Restano dunque, secondo i primi calcoli del governo, un milione e ducentomila lavoratori dipendenti (su i quasi due milioni del Veneto) che potranno contare su più soldi per far quadrare i conti di casa e spendere di più. Non è un caso che il Veneto (insieme alla Lombardia, all’Emilia Romagna e alla Toscana) sia uno dei territori maggiormente beneficiato dal piano Renzi. L’obiettivo del governo è quello di far ripartire i consumi dando più liquidità alla classe media che è la più tartassata (in rapporto alla capacità di spesa) dal fisco italiano.
Del peso di questa manovra sono consapevoli anche gli industriali veneti che, fin dall’inizio, hanno sperato che il governo desse priorità ai redditi dei dipendenti piuttosto che vedersi tagliata una quota di Irpef. Il motivo è presto detto: se insieme all’iniezione di liquidità ai consumi verranno pagati i debiti della pubblica amministrazione, le imprese si troveranno di fronte a un aumento delle commesse e alla parziale sterilizzazione dei debiti con i fornitori e con le banche. I due strumenti insieme permetterebbero quindi di rilanciare anche la produzione e gli investimenti facendo uscire il paese dalla palude della crisi.

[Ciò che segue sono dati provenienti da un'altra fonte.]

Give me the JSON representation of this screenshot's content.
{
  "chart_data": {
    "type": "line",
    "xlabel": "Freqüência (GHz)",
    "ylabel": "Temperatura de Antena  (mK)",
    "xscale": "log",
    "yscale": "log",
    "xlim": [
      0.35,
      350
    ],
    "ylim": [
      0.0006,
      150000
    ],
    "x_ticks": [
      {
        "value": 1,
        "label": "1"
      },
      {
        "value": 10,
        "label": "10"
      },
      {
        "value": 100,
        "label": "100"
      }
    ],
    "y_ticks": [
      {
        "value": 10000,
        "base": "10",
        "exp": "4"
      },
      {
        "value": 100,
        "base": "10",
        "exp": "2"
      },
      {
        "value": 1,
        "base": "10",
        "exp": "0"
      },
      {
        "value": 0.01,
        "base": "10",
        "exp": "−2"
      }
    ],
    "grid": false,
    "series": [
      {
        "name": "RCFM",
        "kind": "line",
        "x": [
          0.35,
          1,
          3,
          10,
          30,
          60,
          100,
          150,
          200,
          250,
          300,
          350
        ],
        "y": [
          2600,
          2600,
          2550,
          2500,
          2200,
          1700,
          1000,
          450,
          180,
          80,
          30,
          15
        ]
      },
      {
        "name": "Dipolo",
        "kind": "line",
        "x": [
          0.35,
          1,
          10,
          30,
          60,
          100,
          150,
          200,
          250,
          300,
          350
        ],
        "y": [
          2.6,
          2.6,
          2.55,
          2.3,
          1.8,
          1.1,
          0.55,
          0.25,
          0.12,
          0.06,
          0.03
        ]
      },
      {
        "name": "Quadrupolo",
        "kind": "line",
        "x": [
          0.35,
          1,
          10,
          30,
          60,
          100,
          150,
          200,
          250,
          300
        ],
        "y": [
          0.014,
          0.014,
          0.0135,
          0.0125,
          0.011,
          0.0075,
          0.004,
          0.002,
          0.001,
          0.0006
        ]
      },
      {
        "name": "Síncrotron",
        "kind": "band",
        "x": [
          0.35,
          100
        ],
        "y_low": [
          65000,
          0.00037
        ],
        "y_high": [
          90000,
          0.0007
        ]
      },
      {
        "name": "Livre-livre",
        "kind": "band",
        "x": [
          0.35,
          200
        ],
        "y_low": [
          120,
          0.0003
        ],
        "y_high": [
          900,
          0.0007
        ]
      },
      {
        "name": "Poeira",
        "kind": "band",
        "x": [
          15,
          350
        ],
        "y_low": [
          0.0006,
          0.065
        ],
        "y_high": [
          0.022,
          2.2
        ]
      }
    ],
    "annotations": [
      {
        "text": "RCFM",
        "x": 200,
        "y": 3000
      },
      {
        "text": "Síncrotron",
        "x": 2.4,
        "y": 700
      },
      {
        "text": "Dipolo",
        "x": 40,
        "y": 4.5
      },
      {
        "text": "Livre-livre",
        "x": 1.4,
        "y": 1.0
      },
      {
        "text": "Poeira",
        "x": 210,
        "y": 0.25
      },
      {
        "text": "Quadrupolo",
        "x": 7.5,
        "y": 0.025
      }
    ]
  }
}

I condizionali però sono d’obbligo. Renzi ha l’indubbio merito di aver dato una speranza ai veneti – nella regione più litigiosa d’Italia non si era mai visto imprenditori, sindacati, esperti di lavoro, sindaci e insegnanti tutti d’accordo – ma ha anche ipotecato le speranze dei cittadini che non vogliono nemmeno pensare alla possibilità che il piano si infranga sulla mancanza di copertura finanziaria o sulle regole contabili dell’Europa. Per dare una misura di quanto contino i sogni, basta vedere che a palazzo Chigi sono già arrivate le richieste di 97 sindaci per ristrutturare (e ridare dignità) ad altrettante scuole venete, gli entusiasmi degli imprenditori pronti nuovamente ad investire anche grazie allo sconto sull’energia elettrica (secondo la Cgia, se si conferma il taglio del 10% una piccola impresa manifatturiera risparmierà più di ottomila euro all’anno) e i complimenti dei sindacati che finalmente si sentono ascoltati.

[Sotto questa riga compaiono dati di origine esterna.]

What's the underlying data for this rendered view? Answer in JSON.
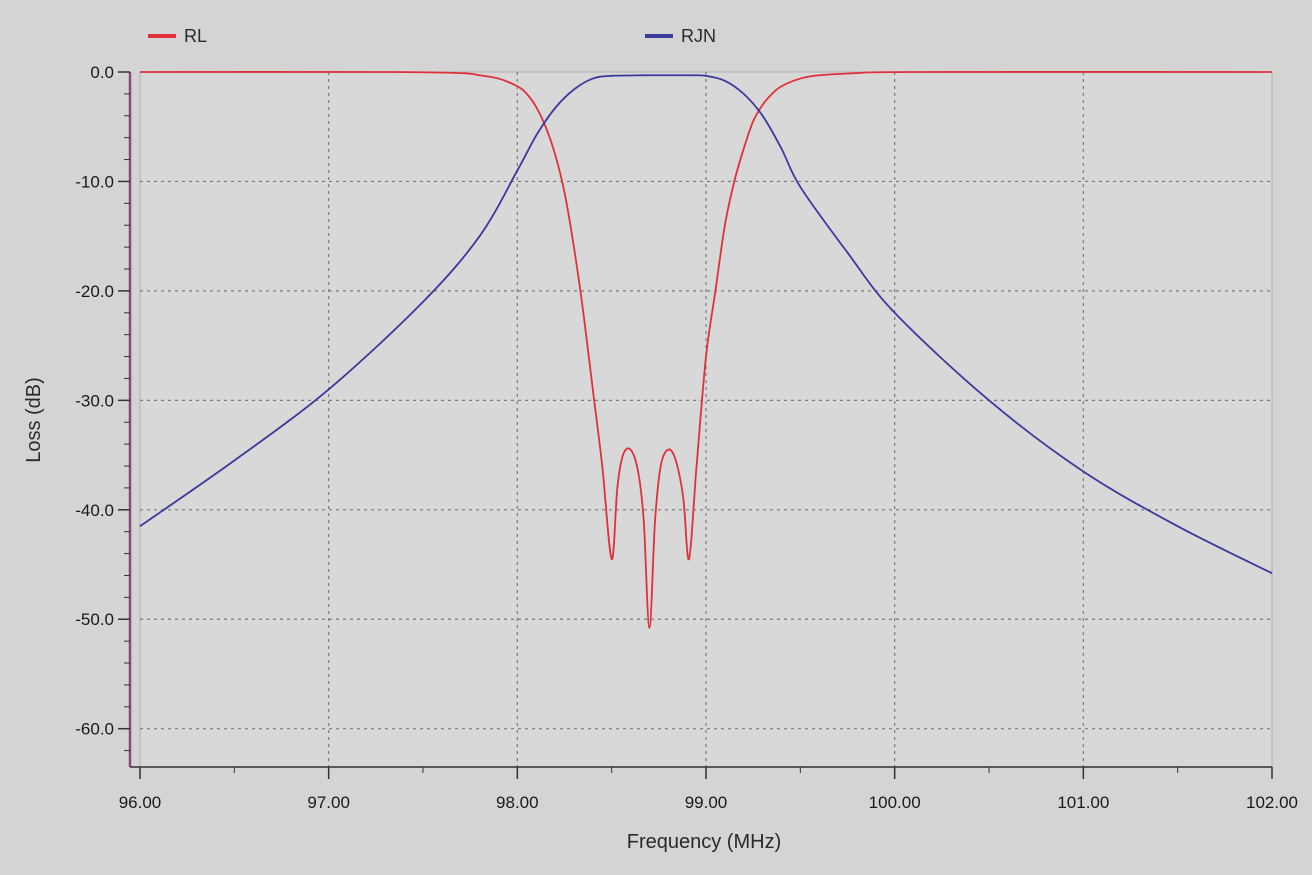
{
  "chart_data": {
    "type": "line",
    "xlabel": "Frequency (MHz)",
    "ylabel": "Loss (dB)",
    "xlim": [
      96.0,
      102.0
    ],
    "ylim": [
      -63.5,
      0
    ],
    "x_ticks": [
      "96.00",
      "97.00",
      "98.00",
      "99.00",
      "100.00",
      "101.00",
      "102.00"
    ],
    "y_ticks": [
      "0.0",
      "-10.0",
      "-20.0",
      "-30.0",
      "-40.0",
      "-50.0",
      "-60.0"
    ],
    "grid": true,
    "legend_position": "top",
    "series": [
      {
        "name": "RL",
        "color": "#e0303a",
        "points": [
          [
            96.0,
            0
          ],
          [
            97.3,
            0
          ],
          [
            97.7,
            -0.1
          ],
          [
            97.8,
            -0.3
          ],
          [
            97.9,
            -0.6
          ],
          [
            98.0,
            -1.3
          ],
          [
            98.05,
            -2.0
          ],
          [
            98.1,
            -3.2
          ],
          [
            98.15,
            -5.0
          ],
          [
            98.2,
            -7.5
          ],
          [
            98.25,
            -11
          ],
          [
            98.3,
            -16
          ],
          [
            98.35,
            -22
          ],
          [
            98.4,
            -29
          ],
          [
            98.45,
            -36
          ],
          [
            98.5,
            -44.5
          ],
          [
            98.53,
            -38
          ],
          [
            98.56,
            -35
          ],
          [
            98.6,
            -34.5
          ],
          [
            98.64,
            -36.5
          ],
          [
            98.67,
            -41
          ],
          [
            98.7,
            -50.8
          ],
          [
            98.73,
            -41
          ],
          [
            98.76,
            -36
          ],
          [
            98.8,
            -34.5
          ],
          [
            98.84,
            -35.5
          ],
          [
            98.88,
            -39
          ],
          [
            98.91,
            -44.5
          ],
          [
            98.95,
            -36
          ],
          [
            99.0,
            -26
          ],
          [
            99.05,
            -20
          ],
          [
            99.1,
            -14
          ],
          [
            99.15,
            -10
          ],
          [
            99.2,
            -7
          ],
          [
            99.25,
            -4.5
          ],
          [
            99.3,
            -3.0
          ],
          [
            99.35,
            -2.0
          ],
          [
            99.4,
            -1.3
          ],
          [
            99.5,
            -0.6
          ],
          [
            99.6,
            -0.3
          ],
          [
            99.8,
            -0.1
          ],
          [
            100.1,
            0
          ],
          [
            102.0,
            0
          ]
        ]
      },
      {
        "name": "RJN",
        "color": "#3a3a9c",
        "points": [
          [
            96.0,
            -41.5
          ],
          [
            96.5,
            -35.5
          ],
          [
            97.0,
            -29
          ],
          [
            97.5,
            -21
          ],
          [
            97.8,
            -15
          ],
          [
            98.0,
            -9
          ],
          [
            98.1,
            -5.8
          ],
          [
            98.2,
            -3.3
          ],
          [
            98.3,
            -1.6
          ],
          [
            98.4,
            -0.6
          ],
          [
            98.5,
            -0.35
          ],
          [
            98.7,
            -0.3
          ],
          [
            98.9,
            -0.3
          ],
          [
            99.0,
            -0.35
          ],
          [
            99.1,
            -0.8
          ],
          [
            99.2,
            -2.0
          ],
          [
            99.3,
            -4.0
          ],
          [
            99.4,
            -7.0
          ],
          [
            99.5,
            -10.5
          ],
          [
            99.75,
            -16.5
          ],
          [
            100.0,
            -22
          ],
          [
            100.5,
            -30
          ],
          [
            101.0,
            -36.5
          ],
          [
            101.5,
            -41.5
          ],
          [
            102.0,
            -45.8
          ]
        ]
      }
    ]
  }
}
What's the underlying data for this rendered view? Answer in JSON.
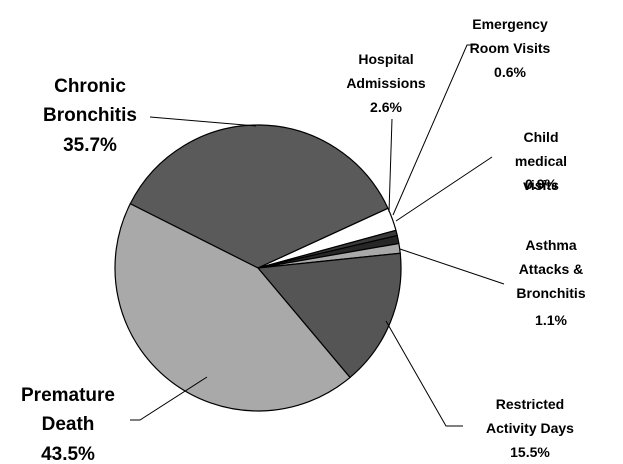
{
  "chart_data": {
    "type": "pie",
    "categories": [
      "Chronic\nBronchitis",
      "Hospital\nAdmissions",
      "Emergency\nRoom Visits",
      "Child medical\nvisits",
      "Asthma\nAttacks &\nBronchitis",
      "Restricted\nActivity Days",
      "Premature\nDeath"
    ],
    "values": [
      35.7,
      2.6,
      0.6,
      0.9,
      1.1,
      15.5,
      43.5
    ],
    "value_labels": [
      "35.7%",
      "2.6%",
      "0.6%",
      "0.9%",
      "1.1%",
      "15.5%",
      "43.5%"
    ],
    "colors": [
      "#5a5a5a",
      "#ffffff",
      "#3a3a3a",
      "#262626",
      "#a9a9a9",
      "#555555",
      "#a9a9a9"
    ]
  }
}
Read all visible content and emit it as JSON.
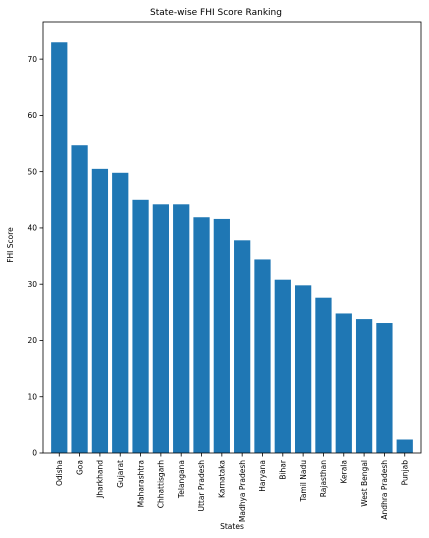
{
  "chart_data": {
    "type": "bar",
    "title": "State-wise FHI Score Ranking",
    "xlabel": "States",
    "ylabel": "FHI Score",
    "categories": [
      "Odisha",
      "Goa",
      "Jharkhand",
      "Gujarat",
      "Maharashtra",
      "Chhattisgarh",
      "Telangana",
      "Uttar Pradesh",
      "Karnataka",
      "Madhya Pradesh",
      "Haryana",
      "Bihar",
      "Tamil Nadu",
      "Rajasthan",
      "Kerala",
      "West Bengal",
      "Andhra Pradesh",
      "Punjab"
    ],
    "values": [
      73.0,
      54.7,
      50.5,
      49.8,
      45.0,
      44.2,
      44.2,
      41.9,
      41.6,
      37.8,
      34.4,
      30.8,
      29.8,
      27.6,
      24.8,
      23.8,
      23.1,
      2.4
    ],
    "ylim": [
      0,
      76.6
    ],
    "yticks": [
      0,
      10,
      20,
      30,
      40,
      50,
      60,
      70
    ],
    "bar_color": "#1f77b4",
    "grid": false,
    "legend": "none"
  }
}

A dare copertura (verbale) a questi sogni dei veneti ieri ci ha pensato il sottosegretario all’Economia Pier Paolo Baretta. «Non intendiamo utilizzare l’intero margine del deficit e non supereremo il 3% – dice l’esponente del Pd – Il grosso della manovra per dare più soldi ai lavoratori dipendenti sarà basato sulla spending review».